Trials 1 and 2 evaluated YUPELRI 175 mcg once daily and placebo once daily. The primary endpoint was change from baseline in trough (predose) FEV1 at Day 85. In both trials, YUPELRI 175 mcg demonstrated significant improvement in lung function (mean change from baseline in trough (predose) FEV1) compared to placebo.

Table 2 presents the results from Trial 1 and Trial 2. The change from baseline in trough FEV1 over time from Trial 1 is depicted in Figure 1.

Table 2. LS Mean Change from Baseline in Trough FEV1 (mL) on Day 85 (ITT):

 Trial 1Trial 2
Placebo (N=209) YUPELRI 175 mcg QD (N=198) Placebo (N=208) YUPELRI 175 mcg QD (N=197)
n* 191 189 187 181
LS Mean (SE) -19 (16.1) 127 (15.4) -45 (18.8) 102 (18.5)
LS Mean Difference (SE) from Placebo -- 146 (21.6) -- 147 (25.5)
95% CI for LS Mean Difference from Placebo -- (103.7, 188.8) -- (97.0, 197.1)

LS – Least Square, SE – Standard Error
* n=subjects in ITT population used in the statistical analyses.
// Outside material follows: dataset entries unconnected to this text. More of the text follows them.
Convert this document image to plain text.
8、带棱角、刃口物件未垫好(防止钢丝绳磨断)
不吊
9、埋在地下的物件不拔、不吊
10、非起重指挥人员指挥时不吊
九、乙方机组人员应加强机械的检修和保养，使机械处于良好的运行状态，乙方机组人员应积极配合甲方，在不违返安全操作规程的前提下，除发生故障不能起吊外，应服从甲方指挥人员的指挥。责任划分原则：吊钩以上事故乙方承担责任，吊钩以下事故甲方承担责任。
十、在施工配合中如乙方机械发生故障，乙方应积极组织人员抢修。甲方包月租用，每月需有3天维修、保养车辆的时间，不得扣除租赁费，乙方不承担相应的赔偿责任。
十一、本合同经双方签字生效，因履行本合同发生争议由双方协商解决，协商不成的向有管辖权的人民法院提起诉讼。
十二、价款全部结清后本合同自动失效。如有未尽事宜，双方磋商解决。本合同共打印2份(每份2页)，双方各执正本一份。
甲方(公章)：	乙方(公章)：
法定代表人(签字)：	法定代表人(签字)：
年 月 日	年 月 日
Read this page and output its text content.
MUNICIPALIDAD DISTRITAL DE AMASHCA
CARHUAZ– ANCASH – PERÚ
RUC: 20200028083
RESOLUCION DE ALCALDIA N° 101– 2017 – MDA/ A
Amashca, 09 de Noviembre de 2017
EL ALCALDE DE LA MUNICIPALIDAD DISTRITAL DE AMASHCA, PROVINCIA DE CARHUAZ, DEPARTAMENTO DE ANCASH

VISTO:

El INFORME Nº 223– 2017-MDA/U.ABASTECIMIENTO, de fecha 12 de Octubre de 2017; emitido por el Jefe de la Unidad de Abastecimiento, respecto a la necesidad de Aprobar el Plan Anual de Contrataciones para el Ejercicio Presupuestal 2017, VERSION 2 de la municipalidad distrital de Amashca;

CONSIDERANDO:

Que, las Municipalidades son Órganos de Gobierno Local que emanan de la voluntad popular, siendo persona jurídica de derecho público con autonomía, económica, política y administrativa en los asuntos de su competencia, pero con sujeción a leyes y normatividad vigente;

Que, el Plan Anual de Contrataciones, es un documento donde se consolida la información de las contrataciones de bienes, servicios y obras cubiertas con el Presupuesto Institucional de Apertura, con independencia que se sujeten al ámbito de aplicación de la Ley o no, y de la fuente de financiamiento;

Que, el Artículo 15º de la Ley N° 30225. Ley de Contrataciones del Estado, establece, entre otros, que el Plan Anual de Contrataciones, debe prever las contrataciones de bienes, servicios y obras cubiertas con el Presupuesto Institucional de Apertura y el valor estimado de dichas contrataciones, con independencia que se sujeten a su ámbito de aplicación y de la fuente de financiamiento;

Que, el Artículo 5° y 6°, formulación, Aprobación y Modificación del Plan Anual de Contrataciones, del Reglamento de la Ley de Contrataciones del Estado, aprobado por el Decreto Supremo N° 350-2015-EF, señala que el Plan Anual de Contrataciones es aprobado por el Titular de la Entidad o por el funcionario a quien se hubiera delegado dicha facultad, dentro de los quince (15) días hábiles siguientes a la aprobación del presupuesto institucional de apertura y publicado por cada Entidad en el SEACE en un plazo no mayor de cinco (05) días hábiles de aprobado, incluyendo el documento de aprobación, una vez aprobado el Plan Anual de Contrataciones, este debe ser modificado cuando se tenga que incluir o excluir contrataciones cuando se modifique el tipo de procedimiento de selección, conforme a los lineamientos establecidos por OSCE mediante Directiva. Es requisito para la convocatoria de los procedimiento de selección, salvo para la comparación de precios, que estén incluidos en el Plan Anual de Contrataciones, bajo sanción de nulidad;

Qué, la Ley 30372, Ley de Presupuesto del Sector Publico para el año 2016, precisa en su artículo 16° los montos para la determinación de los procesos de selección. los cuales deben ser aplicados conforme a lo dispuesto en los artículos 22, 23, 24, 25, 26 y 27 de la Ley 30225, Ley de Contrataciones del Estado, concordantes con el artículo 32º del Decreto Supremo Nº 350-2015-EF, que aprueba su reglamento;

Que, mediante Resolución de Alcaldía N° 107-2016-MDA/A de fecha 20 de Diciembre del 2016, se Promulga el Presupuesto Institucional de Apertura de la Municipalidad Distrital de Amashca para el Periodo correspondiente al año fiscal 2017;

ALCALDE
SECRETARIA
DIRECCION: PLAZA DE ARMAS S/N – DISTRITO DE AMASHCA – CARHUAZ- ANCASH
Figure 1. LS Mean Change from Bas eline in Trough FEV1 (mL) over 12 Weeks (Trial 1):

In Trial 1, serial spirometry over 24 hours was performed in a subset of patients (n=44 placebo, n=45 YUPELRI 175 mcg) on Day 84. In Trial 2, similar testing was also performed (n=39 placebo, n=44 YUPELRI 175 mcg). That data for Trial 1 is shown in Figure 2.

Figure 2. LS Mean Change from Baseline in Trough FEV1 (mL) over 24 Hours Day 84 (Trial 1 subs et):

Peak FEV1 was defined as the highest postdose FEV1 within the first 2 hours after dosing on Day 1. The mean peak FEV1 improvement on Day 1 relative to placebo was 133 mL and 129 mL in Trials 1 and 2, respectively.

The St. Georges Respiratory Questionnaire (SGRQ) was assessed in Trials 1 and 2. In Trial 1, the SGRQ responder rate (defined as an improvement in score of 4 or more as threshold) for the YUPELRI treatment arm on Day 85 was 49% compared to 34% for placebo [Odds Ratio: 2.11; 95% CI: 1.14, 3.92]. In Trial 2, the SGRQ responder rate for the YUPELRI treatment arm was 45% compared to 39% for placebo [Odds Ratio: 1.31; 95% CI: 0.72, 2.38].